Screening and Analysis of the BAC Partial Library

Bacterial colonies were transferred to Hybond-N+ nylon membranes (Amersham), hybridized with a Bz radioactive probe, and washed at high stringency following the manufacturer's instructions. Probes were labeled by use of random primer extension. The washed membranes were exposed to X-ray film overnight to reveal positive clones. Seventeen colonies giving the strongest signals were picked, and all turned out to be positive upon subsequent testing.

The bacterial colonies from the plates used in the primary screen (~20,000) were transferred individually to a series of 384-well microtiter plates for long-term storage.
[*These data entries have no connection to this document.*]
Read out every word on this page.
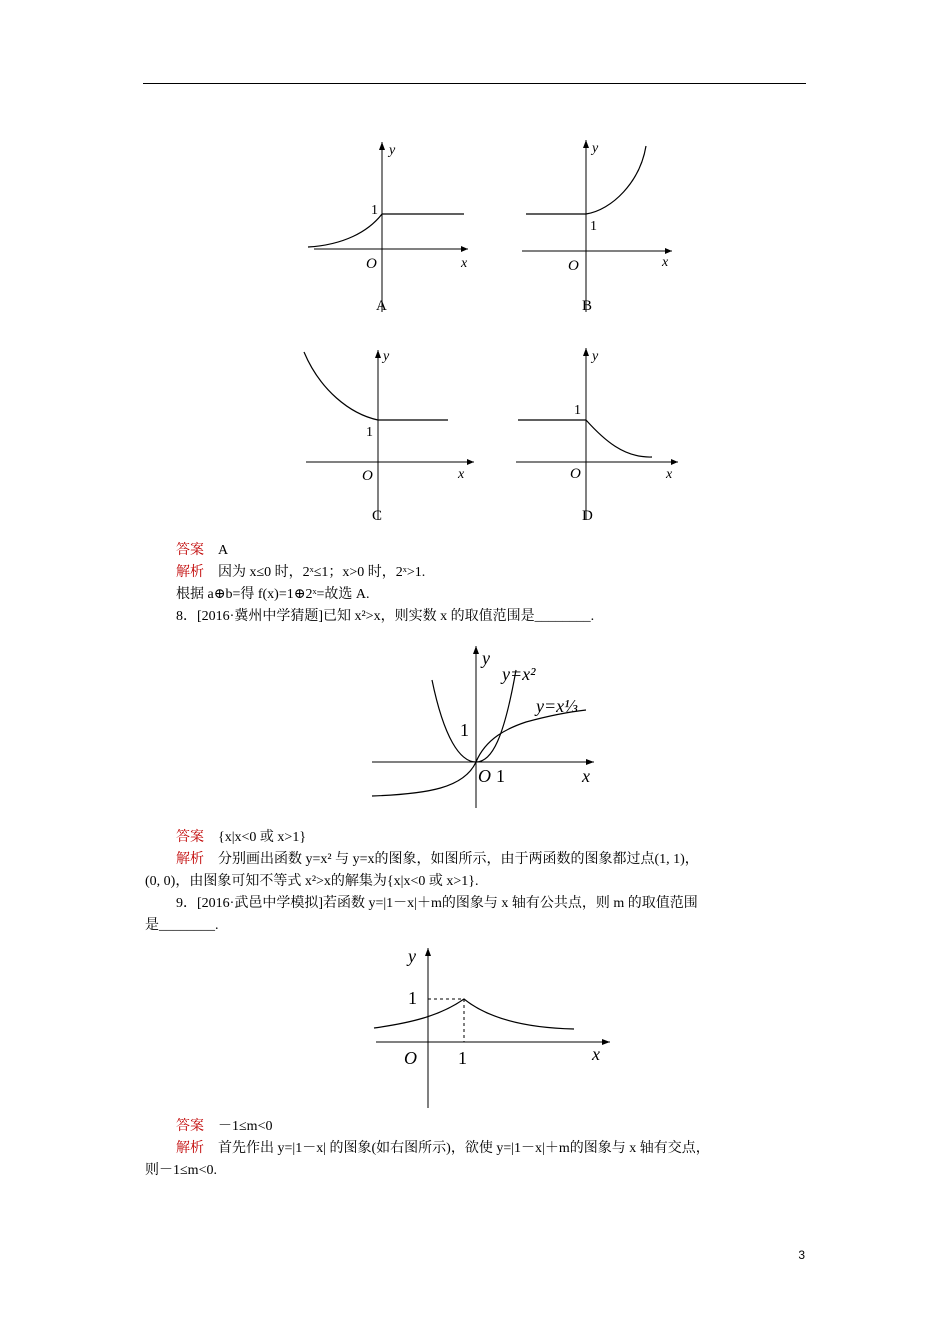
y
x
O
1
A
y
x
O
1
B
y
x
O
1
C
y
x
O
1
D
答案 A
解析 因为 x≤0 时，2ˣ≤1；x>0 时，2ˣ>1.
根据 a⊕b=得 f(x)=1⊕2ˣ=故选 A.
8．[2016·冀州中学猜题]已知 x²>x，则实数 x 的取值范围是________.
y
x
O 1
1
y=x²
y=x⅓
答案 {x|x<0 或 x>1}
解析 分别画出函数 y=x² 与 y=x的图象，如图所示，由于两函数的图象都过点(1, 1)，
(0, 0)，由图象可知不等式 x²>x的解集为{x|x<0 或 x>1}.
9．[2016·武邑中学模拟]若函数 y=|1－x|＋m的图象与 x 轴有公共点，则 m 的取值范围
是________.
y
x
O 1
1
答案 －1≤m<0
解析 首先作出 y=|1－x| 的图象(如右图所示)，欲使 y=|1－x|＋m的图象与 x 轴有交点，
则－1≤m<0.
3
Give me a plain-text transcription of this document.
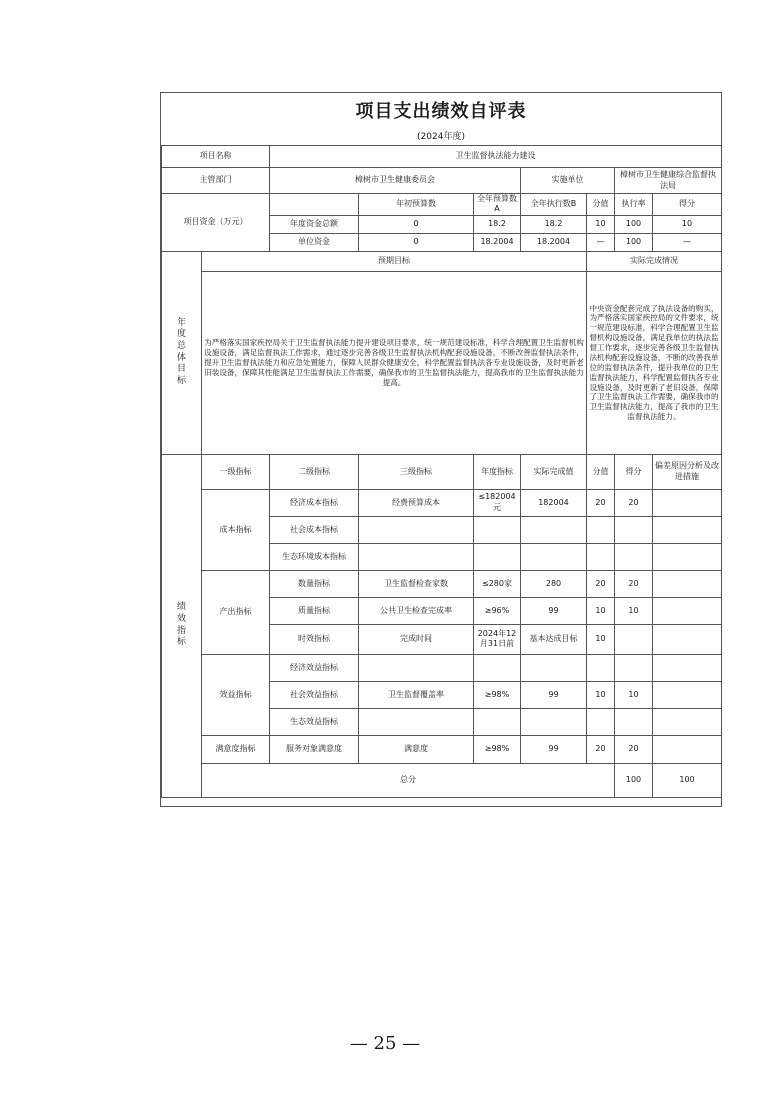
项目支出绩效自评表
(2024年度)
项目名称		卫生监督执法能力建设							
主管部门		樟树市卫生健康委员会			实施单位		樟树市卫生健康综合监督执法局		
项目资金（万元）			年初预算数	全年预算数A	全年执行数B	分值	执行率	得分	
		年度资金总额	0	18.2	18.2	10	100	10	
		单位资金	0	18.2004	18.2004	—	100	—	
年度总体目标	预期目标					实际完成情况			
	为严格落实国家疾控局关于卫生监督执法能力提升建设项目要求，统一规范建设标准，科学合理配置卫生监督机构设施设备，满足监督执法工作需求，通过逐步完善各级卫生监督执法机构配套设施设备，不断改善监督执法条件，提升卫生监督执法能力和应急处置能力，保障人民群众健康安全，科学配置监督执法各专业设施设备，及时更新老旧装设备，保障其性能满足卫生监督执法工作需要，确保我市的卫生监督执法能力，提高我市的卫生监督执法能力提高。					中央资金配套完成了执法设备的购买，为严格落实国家疾控局的文件要求，统一规范建设标准，科学合理配置卫生监督机构设施设备，满足我单位的执法监督工作要求，逐步完善各级卫生监督执法机构配套设施设备，不断的改善我单位的监督执法条件，提升我单位的卫生监督执法能力，科学配置监督执各专业设施设备，及时更新了老旧设备，保障了卫生监督执法工作需要，确保我市的卫生监督执法能力，提高了我市的卫生监督执法能力。			
绩效指标	一级指标	二级指标	三级指标	年度指标	实际完成值	分值	得分	偏差原因分析及改进措施	
	成本指标	经济成本指标	经费预算成本	≤182004元	182004	20	20		
		社会成本指标							
		生态环境成本指标							
	产出指标	数量指标	卫生监督检查家数	≤280家	280	20	20		
		质量指标	公共卫生检查完成率	≥96%	99	10	10		
		时效指标	完成时间	2024年12月31日前	基本达成目标	10			
	效益指标	经济效益指标							
		社会效益指标	卫生监督覆盖率	≥98%	99	10	10		
		生态效益指标							
	满意度指标	服务对象满意度	满意度	≥98%	99	20	20		
	总分						100	100	
— 25 —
The colonies were replica-plated onto Hybond-N+ nylon membranes, and the membranes were hybridized with a tac2094 probe (Ralston et al. 1989) to isolate additional BAC clones of the NotI fragment on the proximal side of Bz-McC and with several maize cDNA probes to isolate BAC clones of other maize genes (see Results).

Restriction enzyme digestion and genomic blotting were carried out as described (Dooner et al. 1985).